Saturday, August 16, 2003

And you thought Arnold was California's biggest problem.
Growing fiscal problems in U.S. states are becoming more difficult to resolve quickly, and California's crisis might require painful remedies, the International Monetary Fund's top economist said Thursday.

In an interview with Reuters, Kenneth Rogoff said California's massive $38 billion deficit was going to prove especially hard to turn around without tough budget cuts.

If California were a country, the size of its primary deficit, not counting interest payments, would rank in the top five in the world, he said. . . .

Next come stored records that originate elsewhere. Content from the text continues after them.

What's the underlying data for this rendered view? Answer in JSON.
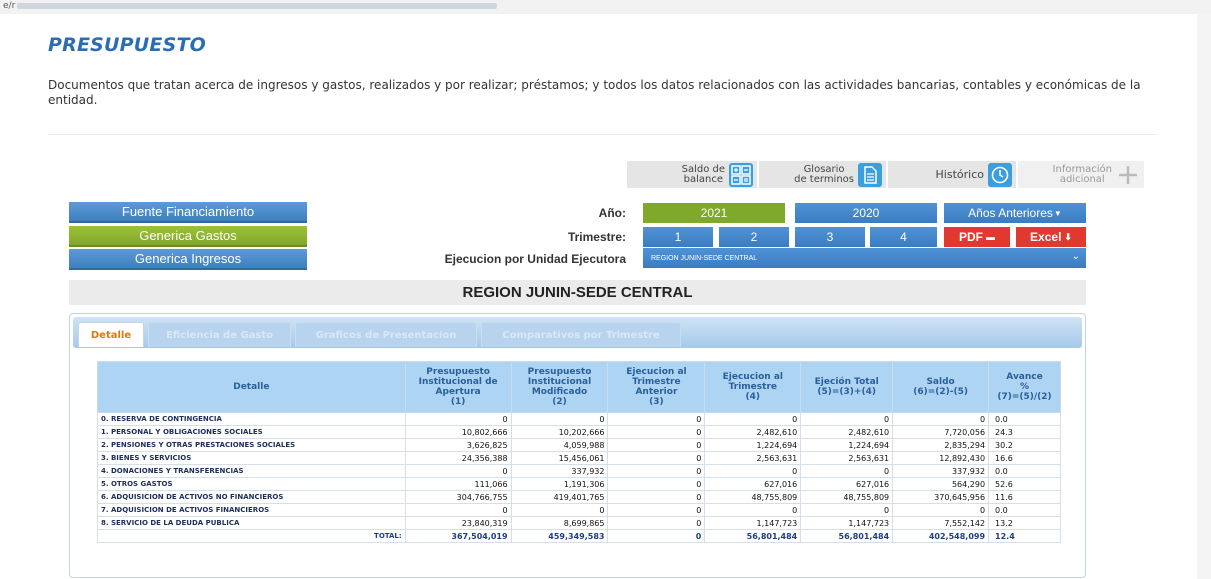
{
  "browser": {
    "url_fragment": "e/r"
  },
  "header": {
    "title": "PRESUPUESTO",
    "description": "Documentos que tratan acerca de ingresos y gastos, realizados y por realizar; préstamos; y todos los datos relacionados con las actividades bancarias, contables y económicas de la entidad."
  },
  "toolbar": {
    "saldo_line1": "Saldo de",
    "saldo_line2": "balance",
    "glosario_line1": "Glosario",
    "glosario_line2": "de terminos",
    "historico": "Histórico",
    "info_line1": "Información",
    "info_line2": "adicional"
  },
  "menu": {
    "items": [
      "Fuente Financiamiento",
      "Generica Gastos",
      "Generica Ingresos"
    ],
    "active": "Generica Gastos"
  },
  "filters": {
    "year_label": "Año:",
    "years": [
      "2021",
      "2020"
    ],
    "selected_year": "2021",
    "previous_years": "Años Anteriores",
    "quarter_label": "Trimestre:",
    "quarters": [
      "1",
      "2",
      "3",
      "4"
    ],
    "selected_quarter": "1",
    "pdf": "PDF",
    "excel": "Excel",
    "unit_label": "Ejecucion por Unidad Ejecutora",
    "unit_value": "REGION JUNIN-SEDE CENTRAL"
  },
  "region_title": "REGION JUNIN-SEDE CENTRAL",
  "tabs": [
    "Detalle",
    "Eficiencia de Gasto",
    "Graficos de Presentacion",
    "Comparativos por Trimestre"
  ],
  "active_tab": "Detalle",
  "table": {
    "headers": [
      {
        "l1": "Detalle"
      },
      {
        "l1": "Presupuesto",
        "l2": "Institucional de",
        "l3": "Apertura",
        "l4": "(1)"
      },
      {
        "l1": "Presupuesto",
        "l2": "Institucional",
        "l3": "Modificado",
        "l4": "(2)"
      },
      {
        "l1": "Ejecucion al",
        "l2": "Trimestre",
        "l3": "Anterior",
        "l4": "(3)"
      },
      {
        "l1": "Ejecucion al",
        "l2": "Trimestre",
        "l3": "(4)"
      },
      {
        "l1": "Ejeción Total",
        "l2": "(5)=(3)+(4)"
      },
      {
        "l1": "Saldo",
        "l2": "(6)=(2)-(5)"
      },
      {
        "l1": "Avance",
        "l2": "%",
        "l3": "(7)=(5)/(2)"
      }
    ],
    "rows": [
      [
        "0. RESERVA DE CONTINGENCIA",
        "0",
        "0",
        "0",
        "0",
        "0",
        "0",
        "0.0"
      ],
      [
        "1. PERSONAL Y OBLIGACIONES SOCIALES",
        "10,802,666",
        "10,202,666",
        "0",
        "2,482,610",
        "2,482,610",
        "7,720,056",
        "24.3"
      ],
      [
        "2. PENSIONES Y OTRAS PRESTACIONES SOCIALES",
        "3,626,825",
        "4,059,988",
        "0",
        "1,224,694",
        "1,224,694",
        "2,835,294",
        "30.2"
      ],
      [
        "3. BIENES Y SERVICIOS",
        "24,356,388",
        "15,456,061",
        "0",
        "2,563,631",
        "2,563,631",
        "12,892,430",
        "16.6"
      ],
      [
        "4. DONACIONES Y TRANSFERENCIAS",
        "0",
        "337,932",
        "0",
        "0",
        "0",
        "337,932",
        "0.0"
      ],
      [
        "5. OTROS GASTOS",
        "111,066",
        "1,191,306",
        "0",
        "627,016",
        "627,016",
        "564,290",
        "52.6"
      ],
      [
        "6. ADQUISICION DE ACTIVOS NO FINANCIEROS",
        "304,766,755",
        "419,401,765",
        "0",
        "48,755,809",
        "48,755,809",
        "370,645,956",
        "11.6"
      ],
      [
        "7. ADQUISICION DE ACTIVOS FINANCIEROS",
        "0",
        "0",
        "0",
        "0",
        "0",
        "0",
        "0.0"
      ],
      [
        "8. SERVICIO DE LA DEUDA PUBLICA",
        "23,840,319",
        "8,699,865",
        "0",
        "1,147,723",
        "1,147,723",
        "7,552,142",
        "13.2"
      ]
    ],
    "total": [
      "TOTAL:",
      "367,504,019",
      "459,349,583",
      "0",
      "56,801,484",
      "56,801,484",
      "402,548,099",
      "12.4"
    ]
  }
}
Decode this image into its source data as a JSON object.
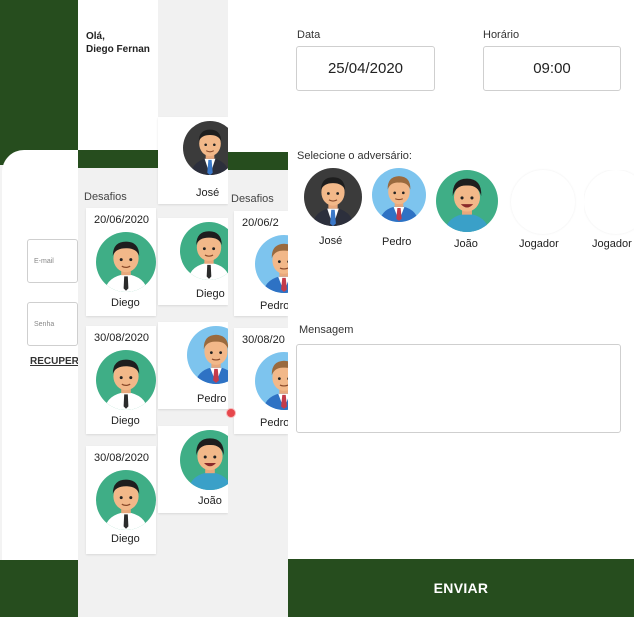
{
  "login": {
    "email_placeholder": "E-mail",
    "password_placeholder": "Senha",
    "recover_label": "RECUPER"
  },
  "home": {
    "greeting_line1": "Olá,",
    "greeting_line2": "Diego Fernan",
    "challenges_title": "Desafios",
    "top_opponent": "José",
    "challenges": [
      {
        "date": "20/06/2020",
        "player": "Diego",
        "opponent": "Diego"
      },
      {
        "date": "30/08/2020",
        "player": "Diego",
        "opponent": "Pedro"
      },
      {
        "date": "30/08/2020",
        "player": "Diego",
        "opponent": "João"
      }
    ]
  },
  "third": {
    "challenges_title": "Desafios",
    "cards": [
      {
        "date": "20/06/2",
        "name": "Pedro"
      },
      {
        "date": "30/08/20",
        "name": "Pedro"
      }
    ]
  },
  "form": {
    "date_label": "Data",
    "date_value": "25/04/2020",
    "time_label": "Horário",
    "time_value": "09:00",
    "opponent_prompt": "Selecione o adversário:",
    "opponents": [
      {
        "name": "José",
        "avatar": "jose-avatar"
      },
      {
        "name": "Pedro",
        "avatar": "pedro-avatar"
      },
      {
        "name": "João",
        "avatar": "joao-avatar"
      },
      {
        "name": "Jogador",
        "avatar": "empty-avatar"
      },
      {
        "name": "Jogador",
        "avatar": "empty-avatar"
      }
    ],
    "message_label": "Mensagem",
    "message_value": "",
    "send_label": "ENVIAR"
  },
  "colors": {
    "brand_green": "#264d1e",
    "avatar_teal": "#3fae86",
    "avatar_sky": "#7dc4ee",
    "record_dot": "#e6474c"
  }
}
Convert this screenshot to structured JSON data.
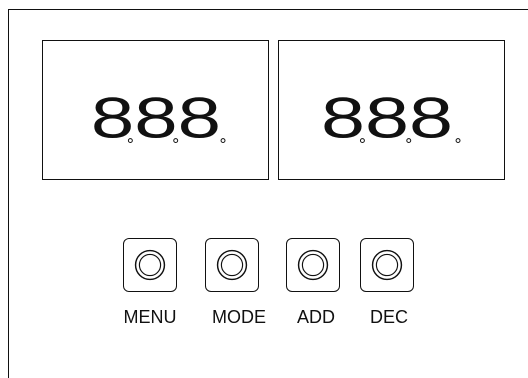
{
  "displays": [
    {
      "digits": "888",
      "decimal_points": 3
    },
    {
      "digits": "888",
      "decimal_points": 3
    }
  ],
  "buttons": [
    {
      "label": "MENU",
      "icon": "round-knob-icon"
    },
    {
      "label": "MODE",
      "icon": "round-knob-icon"
    },
    {
      "label": "ADD",
      "icon": "round-knob-icon"
    },
    {
      "label": "DEC",
      "icon": "round-knob-icon"
    }
  ]
}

"It is going to be very hard to turn this around quickly," Rogoff said. "Looking at the California situation it's hard to recall any region that's terminated a deficit of that size without a lot of pain and growth steroids."
This comment of Rogoff's really stunned me, however.
Turning to another deficit that is a worry for the IMF, Rogoff said the growing gap in the U.S. current account, the broadest measure of trade, thus far has been gradual, letting steam out of "what was an overvalued" U.S. dollar.
Huh?? The gap has been growing all year and six of the seven largest monthly deficits ever have been in 2003. The US current account deficit is so far 25% larger than this time last year. How exactly is this letting off steam?? Particularly since the dollar has been rising the past two months??